Tínhamos entre 17 ou 19 anos, nos vestíamos para sair na noite, escondidas, é claro, esperando que meus padrinhos, pais delas, pegassem no sono. Queríamos ir a alguma “boite”, com vestidos de mini saia, sapatos salto agulha, bem perto, na Fernando Mendes,onde, nos deslumbrávamos como os artistas que iam dar canja, e nossa bebida de praxe era mesmo a cuba libre. O que queríamos mesmo era aprender a amar.
Tínhamos a meninice brejeira, a pele bronzeada pela frequencia habitual às areias de Copa, o encantamento pela novidade, a sensação da transgressão, e, ao mesmo tempo, o medo de alguma aventura mais arrojada, nada fazíamos a não ser trocar beijinhos com namoradinhos tão jovens quanto nós, e corríamos pra casa, onde entrávamos, com os sapatos na mão, rezando para que a Lady,cadelinha de estimação não desse nem um latido, denunciando nossa chegada no apê, onde ainda viraríamos o resto da madrugada, fofocando sobre pequenos delitos, ou fumando um cigarrinho comum, cujo cheiro íamos disfarçar com perfume em spray.

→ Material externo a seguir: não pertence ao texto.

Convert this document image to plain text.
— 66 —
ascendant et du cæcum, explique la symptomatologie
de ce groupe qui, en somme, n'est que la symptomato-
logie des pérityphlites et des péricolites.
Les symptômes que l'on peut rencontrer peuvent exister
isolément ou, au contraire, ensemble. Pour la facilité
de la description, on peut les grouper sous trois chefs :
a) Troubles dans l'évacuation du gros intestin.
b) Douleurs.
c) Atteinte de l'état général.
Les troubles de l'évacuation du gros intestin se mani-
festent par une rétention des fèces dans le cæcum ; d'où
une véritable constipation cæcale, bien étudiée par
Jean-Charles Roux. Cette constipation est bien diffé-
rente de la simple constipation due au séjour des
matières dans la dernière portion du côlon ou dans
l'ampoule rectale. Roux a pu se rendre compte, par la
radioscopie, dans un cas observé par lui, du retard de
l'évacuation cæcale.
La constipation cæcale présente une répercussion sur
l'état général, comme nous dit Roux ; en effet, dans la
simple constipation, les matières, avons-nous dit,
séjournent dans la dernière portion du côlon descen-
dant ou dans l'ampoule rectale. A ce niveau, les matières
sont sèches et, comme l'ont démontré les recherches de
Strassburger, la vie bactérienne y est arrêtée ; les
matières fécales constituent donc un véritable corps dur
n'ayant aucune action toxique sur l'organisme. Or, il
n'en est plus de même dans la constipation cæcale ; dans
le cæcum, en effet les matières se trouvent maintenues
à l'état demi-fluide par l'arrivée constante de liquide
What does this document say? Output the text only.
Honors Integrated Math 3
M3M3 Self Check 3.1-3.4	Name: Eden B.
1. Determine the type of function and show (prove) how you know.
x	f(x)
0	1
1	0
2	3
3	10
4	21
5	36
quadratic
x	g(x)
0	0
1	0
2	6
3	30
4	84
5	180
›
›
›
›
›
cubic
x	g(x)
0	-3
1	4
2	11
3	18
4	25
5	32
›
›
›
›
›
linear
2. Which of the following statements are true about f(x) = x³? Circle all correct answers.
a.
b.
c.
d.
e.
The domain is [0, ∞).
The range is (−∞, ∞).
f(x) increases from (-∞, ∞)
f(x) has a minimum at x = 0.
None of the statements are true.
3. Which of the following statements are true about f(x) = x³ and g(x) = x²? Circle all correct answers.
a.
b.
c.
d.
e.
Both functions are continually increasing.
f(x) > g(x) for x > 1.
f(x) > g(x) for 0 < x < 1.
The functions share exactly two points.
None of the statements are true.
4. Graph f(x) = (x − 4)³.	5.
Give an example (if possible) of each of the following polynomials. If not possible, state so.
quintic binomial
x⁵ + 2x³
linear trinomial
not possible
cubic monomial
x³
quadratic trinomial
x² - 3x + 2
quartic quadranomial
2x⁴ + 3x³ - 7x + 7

O disco ia chegando ao final, a tecnologia era mesmo manual, e uma das tres esticava o dedinho para que a agulha voltasse ao princípio da música, e lá íamos nós, envolvidas pelo questionamento sobre a tristeza que começávamos a descobrir ser tão comum nos amores desfeitos pela traição, quando pegávamos as mentiras mal contadas dos tais namoradinhos aprendizes de conviver as emoções da ternura e do prazer. Havia também o fato de que muitas vezes nos entusiasmávos por homens que não nos davam bola por acharem que éramos bobinhas demais e não tínhamos a malicia necessária para um “verdadeiro affair”.

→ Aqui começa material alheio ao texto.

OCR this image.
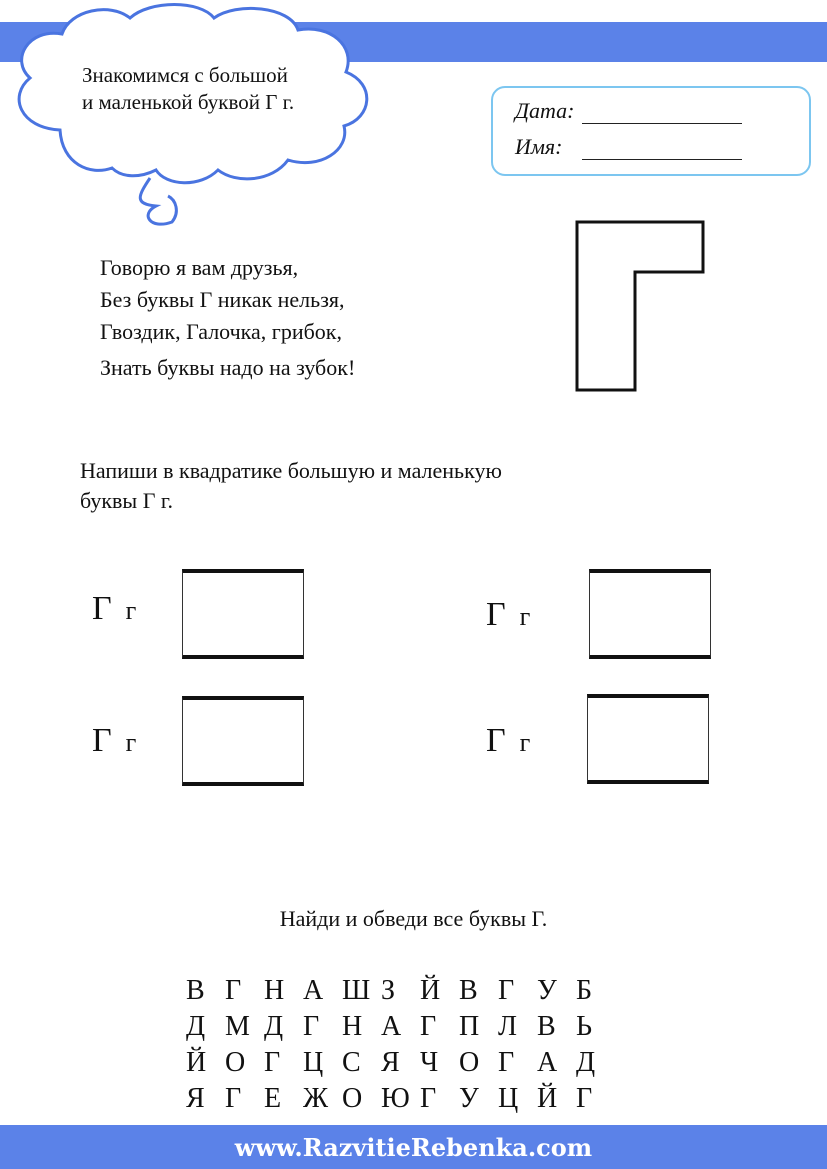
Знакомимся с большой
и маленькой буквой Г г.	Дата:
Имя:
Говорю я вам друзья,
Без буквы Г никак нельзя,
Гвоздик, Галочка, грибок,
Знать буквы надо на зубок!
Напиши в квадратике большую и маленькую
буквы Г г.
Г г	Г г
Г г	Г г
Найди и обведи все буквы Г.
В Г Н А Ш З Й В Г У Б
Д М Д Г Н А Г П Л В Ь
Й О Г Ц С Я Ч О Г А Д
Я Г Е Ж О Ю Г У Ц Й Г
www.RazvitieRebenka.com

A canção do jovem autor, entre muitas outras, era sucesso, e, ao mesmo tempo, era um libelo inocente para o futuro que teríamos que enfrentar. Ele mesmo, que foi prisioneiro do alcoolismo e morreu em consequencia disso, nos transmitiu, além do talento, uma amargura suficiente para que nos identificássemos com uma das mais cruéis rotinas dos relacionamentos, seus finais dolorosos, as decepções amorosas, os finais onde um dos parceiros teria mesmo que chorar. Então, nos diálogos das três, quantas ocasiões não nos perguntamos: Então o amor era isso? Traiçoes, desilusões e sofrimentos?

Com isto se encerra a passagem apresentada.